Hong Kong yesterday warned it may soon have to throw away coronavirus vaccine doses because they are approaching their expiry date and not enough people have signed up for the jabs.
Hong Kong is one of the few places in the world fortunate enough to have secured more than enough doses to inoculate its entire population of 7.5mn people.
But swirling distrust of the government as it stamps out dissent - combined with online misinformation and a lack of urgency in the comparatively virus-free city - has led to entrenched vaccine hesitancy and a dismal inoculation drive.
Yesterday a member of the government’s vaccine task force warned that Hong Kongers “only have a three-month window” before the city’s first batch of Pfizer-BioNTech vaccines go out of date.
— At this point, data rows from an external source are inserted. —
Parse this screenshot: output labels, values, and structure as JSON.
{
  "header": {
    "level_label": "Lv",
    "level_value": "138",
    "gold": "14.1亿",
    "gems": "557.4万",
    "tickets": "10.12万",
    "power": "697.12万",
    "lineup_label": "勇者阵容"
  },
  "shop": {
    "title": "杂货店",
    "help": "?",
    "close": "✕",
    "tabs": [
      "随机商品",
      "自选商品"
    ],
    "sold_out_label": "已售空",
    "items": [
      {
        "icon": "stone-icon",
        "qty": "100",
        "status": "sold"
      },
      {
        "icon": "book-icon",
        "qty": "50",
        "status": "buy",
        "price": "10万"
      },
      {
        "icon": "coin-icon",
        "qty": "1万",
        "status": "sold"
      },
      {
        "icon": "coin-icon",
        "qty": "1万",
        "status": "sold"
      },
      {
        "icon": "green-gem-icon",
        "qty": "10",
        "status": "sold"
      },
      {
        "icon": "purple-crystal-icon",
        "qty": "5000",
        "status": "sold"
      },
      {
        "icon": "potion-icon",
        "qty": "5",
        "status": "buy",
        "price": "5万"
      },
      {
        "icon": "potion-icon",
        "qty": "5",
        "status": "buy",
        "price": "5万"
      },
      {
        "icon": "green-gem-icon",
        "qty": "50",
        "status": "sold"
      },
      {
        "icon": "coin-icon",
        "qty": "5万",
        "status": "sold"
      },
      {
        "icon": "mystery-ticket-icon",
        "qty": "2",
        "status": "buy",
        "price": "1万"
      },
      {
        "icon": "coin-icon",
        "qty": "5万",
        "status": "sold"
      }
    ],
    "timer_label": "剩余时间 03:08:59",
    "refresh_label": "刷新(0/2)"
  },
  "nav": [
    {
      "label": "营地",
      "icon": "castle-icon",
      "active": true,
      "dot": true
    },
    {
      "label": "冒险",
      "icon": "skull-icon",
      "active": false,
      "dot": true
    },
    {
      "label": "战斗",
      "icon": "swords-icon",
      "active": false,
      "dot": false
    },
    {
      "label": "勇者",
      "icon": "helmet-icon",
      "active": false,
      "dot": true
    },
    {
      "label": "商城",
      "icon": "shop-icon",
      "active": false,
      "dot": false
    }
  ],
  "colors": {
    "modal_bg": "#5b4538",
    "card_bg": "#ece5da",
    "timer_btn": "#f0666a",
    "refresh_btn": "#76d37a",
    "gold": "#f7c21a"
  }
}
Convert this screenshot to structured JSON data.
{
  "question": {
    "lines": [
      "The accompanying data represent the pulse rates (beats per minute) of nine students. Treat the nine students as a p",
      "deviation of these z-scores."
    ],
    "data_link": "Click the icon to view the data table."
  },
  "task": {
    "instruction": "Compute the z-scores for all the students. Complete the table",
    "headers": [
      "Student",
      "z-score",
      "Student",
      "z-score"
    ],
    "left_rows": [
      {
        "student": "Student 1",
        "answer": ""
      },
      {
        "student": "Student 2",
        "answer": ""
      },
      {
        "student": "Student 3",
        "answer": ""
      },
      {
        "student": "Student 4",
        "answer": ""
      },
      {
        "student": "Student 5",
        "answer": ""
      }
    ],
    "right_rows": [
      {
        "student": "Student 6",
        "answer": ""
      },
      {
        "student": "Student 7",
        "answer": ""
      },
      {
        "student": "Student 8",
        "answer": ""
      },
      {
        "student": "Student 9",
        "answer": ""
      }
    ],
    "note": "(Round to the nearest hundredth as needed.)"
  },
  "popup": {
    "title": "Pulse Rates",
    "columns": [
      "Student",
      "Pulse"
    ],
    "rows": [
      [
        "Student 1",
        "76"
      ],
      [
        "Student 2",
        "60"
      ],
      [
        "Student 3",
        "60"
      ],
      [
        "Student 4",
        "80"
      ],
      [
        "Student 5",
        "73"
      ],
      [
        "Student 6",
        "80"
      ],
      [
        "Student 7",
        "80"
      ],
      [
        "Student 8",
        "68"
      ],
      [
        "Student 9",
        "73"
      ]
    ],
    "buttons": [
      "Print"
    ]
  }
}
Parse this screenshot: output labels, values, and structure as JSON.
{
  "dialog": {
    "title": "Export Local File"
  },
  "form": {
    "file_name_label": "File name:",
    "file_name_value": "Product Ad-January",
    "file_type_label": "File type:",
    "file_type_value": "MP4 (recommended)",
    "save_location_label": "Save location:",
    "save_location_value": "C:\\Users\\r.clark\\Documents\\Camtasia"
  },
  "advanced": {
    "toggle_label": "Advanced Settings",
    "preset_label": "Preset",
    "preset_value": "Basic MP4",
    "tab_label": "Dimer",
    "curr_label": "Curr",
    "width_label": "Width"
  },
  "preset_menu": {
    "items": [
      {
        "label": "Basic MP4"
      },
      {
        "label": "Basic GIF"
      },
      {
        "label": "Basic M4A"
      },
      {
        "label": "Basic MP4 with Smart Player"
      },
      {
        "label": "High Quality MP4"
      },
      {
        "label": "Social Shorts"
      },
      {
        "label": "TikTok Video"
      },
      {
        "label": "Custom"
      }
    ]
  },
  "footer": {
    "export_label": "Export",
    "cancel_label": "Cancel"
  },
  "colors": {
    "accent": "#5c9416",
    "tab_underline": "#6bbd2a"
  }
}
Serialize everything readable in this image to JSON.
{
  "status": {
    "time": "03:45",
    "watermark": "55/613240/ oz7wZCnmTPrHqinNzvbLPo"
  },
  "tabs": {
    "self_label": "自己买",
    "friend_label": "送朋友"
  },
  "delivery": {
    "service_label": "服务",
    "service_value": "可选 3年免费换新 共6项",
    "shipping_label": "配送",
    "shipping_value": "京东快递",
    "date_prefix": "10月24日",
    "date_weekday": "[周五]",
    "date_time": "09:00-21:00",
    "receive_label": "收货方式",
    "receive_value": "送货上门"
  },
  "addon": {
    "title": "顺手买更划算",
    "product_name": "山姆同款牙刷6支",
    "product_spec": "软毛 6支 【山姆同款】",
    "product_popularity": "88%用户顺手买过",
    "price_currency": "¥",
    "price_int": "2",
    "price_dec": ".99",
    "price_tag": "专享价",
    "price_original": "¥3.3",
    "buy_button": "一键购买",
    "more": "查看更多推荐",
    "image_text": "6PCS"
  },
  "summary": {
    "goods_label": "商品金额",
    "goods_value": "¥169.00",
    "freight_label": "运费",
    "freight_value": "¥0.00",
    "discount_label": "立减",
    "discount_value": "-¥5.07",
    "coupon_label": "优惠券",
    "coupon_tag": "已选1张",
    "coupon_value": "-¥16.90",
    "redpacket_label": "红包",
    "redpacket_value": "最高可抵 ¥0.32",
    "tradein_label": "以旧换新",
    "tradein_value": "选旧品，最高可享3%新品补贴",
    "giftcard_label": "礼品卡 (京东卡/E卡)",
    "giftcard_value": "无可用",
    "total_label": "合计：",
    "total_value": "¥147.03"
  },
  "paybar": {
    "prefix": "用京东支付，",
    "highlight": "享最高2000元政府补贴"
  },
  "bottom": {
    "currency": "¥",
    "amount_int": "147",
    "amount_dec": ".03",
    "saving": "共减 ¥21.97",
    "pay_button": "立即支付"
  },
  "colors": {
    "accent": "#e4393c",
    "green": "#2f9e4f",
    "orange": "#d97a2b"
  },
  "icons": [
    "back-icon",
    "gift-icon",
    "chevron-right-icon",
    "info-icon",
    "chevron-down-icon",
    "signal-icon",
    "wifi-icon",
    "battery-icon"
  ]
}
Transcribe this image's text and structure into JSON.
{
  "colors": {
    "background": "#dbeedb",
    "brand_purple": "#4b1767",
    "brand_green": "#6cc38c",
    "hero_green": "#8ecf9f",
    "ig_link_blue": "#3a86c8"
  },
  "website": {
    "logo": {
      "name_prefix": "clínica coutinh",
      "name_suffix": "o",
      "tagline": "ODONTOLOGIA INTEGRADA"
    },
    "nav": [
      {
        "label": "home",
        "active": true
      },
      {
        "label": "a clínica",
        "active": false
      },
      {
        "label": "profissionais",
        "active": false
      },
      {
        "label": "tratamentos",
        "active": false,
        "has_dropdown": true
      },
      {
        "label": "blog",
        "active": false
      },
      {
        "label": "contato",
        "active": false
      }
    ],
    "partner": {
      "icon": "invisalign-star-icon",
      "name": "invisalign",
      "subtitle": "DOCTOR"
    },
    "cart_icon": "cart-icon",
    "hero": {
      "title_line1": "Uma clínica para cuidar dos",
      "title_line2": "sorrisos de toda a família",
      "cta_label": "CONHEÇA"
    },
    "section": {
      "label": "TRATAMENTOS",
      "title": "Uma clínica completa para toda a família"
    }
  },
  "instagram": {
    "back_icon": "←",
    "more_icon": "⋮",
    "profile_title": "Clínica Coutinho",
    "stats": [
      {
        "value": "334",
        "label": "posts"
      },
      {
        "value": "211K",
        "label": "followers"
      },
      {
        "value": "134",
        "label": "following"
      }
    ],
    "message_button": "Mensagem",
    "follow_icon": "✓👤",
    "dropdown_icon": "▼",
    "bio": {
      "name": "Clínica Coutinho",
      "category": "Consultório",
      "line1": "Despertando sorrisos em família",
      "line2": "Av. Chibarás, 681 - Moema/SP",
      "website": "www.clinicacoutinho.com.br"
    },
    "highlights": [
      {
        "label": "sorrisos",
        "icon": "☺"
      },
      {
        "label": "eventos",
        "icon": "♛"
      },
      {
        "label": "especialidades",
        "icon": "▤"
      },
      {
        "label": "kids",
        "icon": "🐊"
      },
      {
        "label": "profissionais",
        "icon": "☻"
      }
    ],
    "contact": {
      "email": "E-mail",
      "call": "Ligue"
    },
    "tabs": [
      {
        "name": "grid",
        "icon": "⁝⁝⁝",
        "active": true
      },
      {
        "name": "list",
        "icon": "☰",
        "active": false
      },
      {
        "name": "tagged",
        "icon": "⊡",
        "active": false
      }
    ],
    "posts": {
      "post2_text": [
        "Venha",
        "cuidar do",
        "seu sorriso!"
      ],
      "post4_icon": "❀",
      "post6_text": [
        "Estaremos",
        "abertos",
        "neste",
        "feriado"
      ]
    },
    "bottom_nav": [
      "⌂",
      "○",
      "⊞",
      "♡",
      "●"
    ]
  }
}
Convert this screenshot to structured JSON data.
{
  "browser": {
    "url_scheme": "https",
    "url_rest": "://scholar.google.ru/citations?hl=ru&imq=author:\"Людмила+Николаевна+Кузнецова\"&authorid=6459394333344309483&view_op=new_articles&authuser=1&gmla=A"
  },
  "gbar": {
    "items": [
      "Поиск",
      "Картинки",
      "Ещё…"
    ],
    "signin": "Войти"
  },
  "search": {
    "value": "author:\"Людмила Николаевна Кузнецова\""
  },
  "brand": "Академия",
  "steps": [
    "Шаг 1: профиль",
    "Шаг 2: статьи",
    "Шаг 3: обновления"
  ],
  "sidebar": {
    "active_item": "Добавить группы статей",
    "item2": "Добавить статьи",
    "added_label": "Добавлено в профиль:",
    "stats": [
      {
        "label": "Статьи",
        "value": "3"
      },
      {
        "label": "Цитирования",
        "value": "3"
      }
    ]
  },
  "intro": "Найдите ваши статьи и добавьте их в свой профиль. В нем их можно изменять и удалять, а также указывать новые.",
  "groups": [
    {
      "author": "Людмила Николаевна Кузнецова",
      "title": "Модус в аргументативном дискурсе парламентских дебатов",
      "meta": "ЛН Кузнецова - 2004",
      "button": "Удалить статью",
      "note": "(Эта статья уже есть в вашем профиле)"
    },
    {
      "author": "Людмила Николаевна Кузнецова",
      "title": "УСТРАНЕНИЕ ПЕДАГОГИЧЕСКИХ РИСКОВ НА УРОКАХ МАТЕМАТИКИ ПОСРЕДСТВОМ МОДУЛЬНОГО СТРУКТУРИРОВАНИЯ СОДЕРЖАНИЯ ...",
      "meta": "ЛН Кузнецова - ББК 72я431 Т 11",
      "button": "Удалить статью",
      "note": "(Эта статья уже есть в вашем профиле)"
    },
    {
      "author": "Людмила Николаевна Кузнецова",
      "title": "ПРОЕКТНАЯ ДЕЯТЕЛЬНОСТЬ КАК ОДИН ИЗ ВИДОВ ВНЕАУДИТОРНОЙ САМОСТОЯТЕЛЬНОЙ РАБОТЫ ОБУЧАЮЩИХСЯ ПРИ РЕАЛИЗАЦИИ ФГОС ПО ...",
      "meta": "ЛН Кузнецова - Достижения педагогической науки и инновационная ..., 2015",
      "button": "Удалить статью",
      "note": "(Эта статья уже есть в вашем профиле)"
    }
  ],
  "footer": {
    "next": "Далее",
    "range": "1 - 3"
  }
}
“The vaccines all have expiry dates,” Thomas Tsang, a former controller of the Centre for Health Protection, told RTHK radio.
“They cannot be used after the expiry date and the community vaccination centres for BioNTech will, according to present plans, cease operating after September.”
Tsang said it was “just not right” that Hong Kong was sitting on an unused pile of doses while the rest of the world “is scrambling for vaccines”. And he warned new doses were unlikely to be delivered.
“What we have is probably all we have for the rest of the year,” he said.
Hong Kong bought 7.5mn doses each of the Pfizer-BioNTech vaccine and China’s Sinovac.
The latter has yet to be approved by the World Health Organisation but was fast-tracked for use by city health regulators.
It also pre-ordered 7.5mn doses of AstraZeneca jabs but scrapped that deal earlier in the year, with authorities saying they planned to use the money for second-generation vaccines next year.
So far just 19% of the population has received one dose of either vaccine, while 14 % has received two doses.
Hesitancy is common even among the city’s medical workers.